When a Steeplejack fell to his death in Paisley.
One of the most famous old stories or urban legends in Paisley relates to three things set in stone below the Trinity High Church, the highest steeple in the Oakshaw area of Paisley.
Those three things are a Heart, a Handkerchief and a pair of spectacles.
Now the story (or one of the stories) goes that a steeplejack or stonemason was high up fixing the weather vane at the top of the tower and he fell to his death. His heart, his handkerchief and spectacles were all that were prominent when people came to help, so they have been immortalised in cobbles.
The more likely story is that of a team of steeplejacks was actually repairing the structure, all being volunteer firemen from the fire station in Gordon Street, Paisley.
One of the men fell and his colleagues couldn’t save him, the actual placement of the heart, handkerchief and spectacles is much further in towards the High Church, if indeed that is what happened. We do know that volunteer firemen did indeed work on the church.
If you walk up Oakshaw Brae, on the left hand side before the High Church, have a look on the cobbled area and you will see for yourself.
It is said that there is a little structure of a man who smoked a pipe at the top of the steeple and his name is Wee Leach, have a look next time you are there and see if you can see him.
If of course you have a story that is different, and I am sure you will, then please send it in to us and we will add it to the two stories above, but whatever the truth that lies behind the legend, I am sure you will pass on to your children some version of the story.
Following info from Renfrewshire Council.

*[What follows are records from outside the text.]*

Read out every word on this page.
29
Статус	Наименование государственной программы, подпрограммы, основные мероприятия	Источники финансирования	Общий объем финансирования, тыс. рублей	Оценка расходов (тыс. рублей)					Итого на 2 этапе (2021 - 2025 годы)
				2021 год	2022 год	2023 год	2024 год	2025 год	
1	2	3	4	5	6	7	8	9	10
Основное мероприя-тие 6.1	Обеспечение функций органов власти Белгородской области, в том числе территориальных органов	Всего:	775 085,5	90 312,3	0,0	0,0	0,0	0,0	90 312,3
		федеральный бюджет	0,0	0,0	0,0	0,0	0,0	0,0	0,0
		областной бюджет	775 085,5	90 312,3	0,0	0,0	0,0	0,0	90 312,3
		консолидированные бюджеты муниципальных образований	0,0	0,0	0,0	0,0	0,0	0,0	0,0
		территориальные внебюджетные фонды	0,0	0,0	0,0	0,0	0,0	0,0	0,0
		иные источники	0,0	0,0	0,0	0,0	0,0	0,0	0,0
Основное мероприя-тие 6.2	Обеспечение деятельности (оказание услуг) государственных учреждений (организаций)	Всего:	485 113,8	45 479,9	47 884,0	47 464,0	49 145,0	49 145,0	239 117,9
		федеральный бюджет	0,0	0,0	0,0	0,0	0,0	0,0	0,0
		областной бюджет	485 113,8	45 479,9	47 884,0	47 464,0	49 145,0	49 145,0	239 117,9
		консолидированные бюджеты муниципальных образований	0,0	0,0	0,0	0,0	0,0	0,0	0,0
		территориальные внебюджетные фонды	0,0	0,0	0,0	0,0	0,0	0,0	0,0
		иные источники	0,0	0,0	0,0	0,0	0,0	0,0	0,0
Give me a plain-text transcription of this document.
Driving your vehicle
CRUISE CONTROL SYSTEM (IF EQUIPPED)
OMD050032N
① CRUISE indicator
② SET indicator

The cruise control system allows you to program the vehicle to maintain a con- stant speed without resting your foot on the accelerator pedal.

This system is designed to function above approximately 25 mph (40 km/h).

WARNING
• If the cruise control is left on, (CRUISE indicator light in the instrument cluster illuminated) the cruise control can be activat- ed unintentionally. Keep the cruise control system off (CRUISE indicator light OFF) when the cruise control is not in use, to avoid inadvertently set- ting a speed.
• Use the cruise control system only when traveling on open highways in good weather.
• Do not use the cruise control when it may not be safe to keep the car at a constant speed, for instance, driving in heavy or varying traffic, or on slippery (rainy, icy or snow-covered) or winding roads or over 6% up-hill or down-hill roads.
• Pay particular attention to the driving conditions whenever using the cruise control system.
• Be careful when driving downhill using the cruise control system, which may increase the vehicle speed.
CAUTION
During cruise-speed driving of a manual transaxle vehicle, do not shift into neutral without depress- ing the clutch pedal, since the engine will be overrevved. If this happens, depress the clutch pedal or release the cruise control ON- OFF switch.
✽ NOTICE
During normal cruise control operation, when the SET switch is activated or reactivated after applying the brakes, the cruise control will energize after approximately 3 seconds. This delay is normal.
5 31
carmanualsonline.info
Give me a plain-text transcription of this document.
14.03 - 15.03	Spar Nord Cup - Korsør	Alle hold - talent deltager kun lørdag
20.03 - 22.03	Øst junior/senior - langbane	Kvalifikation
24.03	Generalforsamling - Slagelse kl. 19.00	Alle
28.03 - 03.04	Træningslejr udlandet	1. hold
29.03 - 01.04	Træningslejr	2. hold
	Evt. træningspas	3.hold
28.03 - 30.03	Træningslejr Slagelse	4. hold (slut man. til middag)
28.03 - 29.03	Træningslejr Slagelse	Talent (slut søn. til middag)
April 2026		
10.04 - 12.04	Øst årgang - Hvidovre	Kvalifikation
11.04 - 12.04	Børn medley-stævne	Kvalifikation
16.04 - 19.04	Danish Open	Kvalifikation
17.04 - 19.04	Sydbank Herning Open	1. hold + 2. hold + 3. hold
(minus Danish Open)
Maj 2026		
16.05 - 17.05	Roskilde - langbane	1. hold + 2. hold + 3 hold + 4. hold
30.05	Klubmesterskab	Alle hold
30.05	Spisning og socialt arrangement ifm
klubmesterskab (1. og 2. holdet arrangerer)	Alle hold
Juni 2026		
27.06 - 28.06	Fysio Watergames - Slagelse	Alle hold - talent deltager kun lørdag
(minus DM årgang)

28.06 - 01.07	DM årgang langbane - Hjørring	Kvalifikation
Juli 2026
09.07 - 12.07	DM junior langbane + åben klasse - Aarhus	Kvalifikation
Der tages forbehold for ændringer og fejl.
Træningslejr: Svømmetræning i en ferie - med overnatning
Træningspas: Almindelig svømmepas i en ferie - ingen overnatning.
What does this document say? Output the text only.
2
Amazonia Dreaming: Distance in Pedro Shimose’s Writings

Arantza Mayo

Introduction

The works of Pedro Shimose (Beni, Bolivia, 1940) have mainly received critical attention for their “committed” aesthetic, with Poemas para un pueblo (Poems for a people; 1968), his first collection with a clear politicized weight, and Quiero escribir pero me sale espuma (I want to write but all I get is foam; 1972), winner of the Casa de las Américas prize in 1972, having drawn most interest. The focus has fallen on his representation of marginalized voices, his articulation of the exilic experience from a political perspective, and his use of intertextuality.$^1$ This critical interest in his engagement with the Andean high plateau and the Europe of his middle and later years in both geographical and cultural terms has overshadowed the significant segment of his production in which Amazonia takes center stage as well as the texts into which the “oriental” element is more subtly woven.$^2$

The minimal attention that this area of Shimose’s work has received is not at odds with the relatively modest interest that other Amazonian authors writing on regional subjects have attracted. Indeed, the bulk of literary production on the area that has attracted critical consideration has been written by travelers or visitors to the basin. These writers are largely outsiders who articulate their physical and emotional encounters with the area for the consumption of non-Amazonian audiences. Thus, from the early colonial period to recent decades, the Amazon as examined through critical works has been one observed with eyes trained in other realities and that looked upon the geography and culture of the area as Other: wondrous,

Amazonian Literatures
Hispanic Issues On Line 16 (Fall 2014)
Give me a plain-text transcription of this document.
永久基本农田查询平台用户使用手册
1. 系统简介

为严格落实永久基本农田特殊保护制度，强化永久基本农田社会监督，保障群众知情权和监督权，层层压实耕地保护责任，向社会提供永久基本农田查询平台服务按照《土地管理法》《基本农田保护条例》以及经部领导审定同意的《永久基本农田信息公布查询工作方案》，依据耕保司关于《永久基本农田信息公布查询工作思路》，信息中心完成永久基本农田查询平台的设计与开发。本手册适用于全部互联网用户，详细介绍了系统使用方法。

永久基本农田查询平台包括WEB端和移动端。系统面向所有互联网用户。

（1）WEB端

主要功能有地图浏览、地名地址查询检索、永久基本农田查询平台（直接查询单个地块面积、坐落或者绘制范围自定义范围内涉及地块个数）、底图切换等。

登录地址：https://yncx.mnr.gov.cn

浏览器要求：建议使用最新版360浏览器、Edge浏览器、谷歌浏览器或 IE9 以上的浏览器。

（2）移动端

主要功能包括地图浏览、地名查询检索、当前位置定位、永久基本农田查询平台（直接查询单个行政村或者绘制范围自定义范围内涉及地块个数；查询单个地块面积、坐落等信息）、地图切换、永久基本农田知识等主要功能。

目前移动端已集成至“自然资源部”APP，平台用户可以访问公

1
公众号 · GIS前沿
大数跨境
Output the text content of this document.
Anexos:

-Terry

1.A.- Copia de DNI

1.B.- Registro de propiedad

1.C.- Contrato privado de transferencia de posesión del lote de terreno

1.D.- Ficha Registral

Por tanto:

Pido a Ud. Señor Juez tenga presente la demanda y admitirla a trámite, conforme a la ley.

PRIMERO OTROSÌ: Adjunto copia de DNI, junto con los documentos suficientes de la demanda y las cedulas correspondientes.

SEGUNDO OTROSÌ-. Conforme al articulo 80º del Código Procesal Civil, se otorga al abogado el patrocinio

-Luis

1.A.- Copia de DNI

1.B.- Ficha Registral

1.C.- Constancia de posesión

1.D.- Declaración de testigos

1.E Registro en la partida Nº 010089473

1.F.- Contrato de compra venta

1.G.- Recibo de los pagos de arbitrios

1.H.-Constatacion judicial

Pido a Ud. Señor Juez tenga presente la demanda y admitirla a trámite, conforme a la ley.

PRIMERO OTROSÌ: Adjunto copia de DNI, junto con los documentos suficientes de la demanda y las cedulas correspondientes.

The church is situated at the top of Church Hill in the centre of Paisley, and is a prominent landmark. It was built around 1750 and was designed by John Whyte, a member of the town council. Seats in the new church were allocated by public auction! The magnificent steeple was added later in 1770, and rises in five stages to an obelisk spire. On the ground close to the church there are symbols embedded in the whinstone pavement. The symbols are of a handkerchief, a pair of glasses and a heart. Local legend says that this marks the spot where a stonemason fell while working on the spire.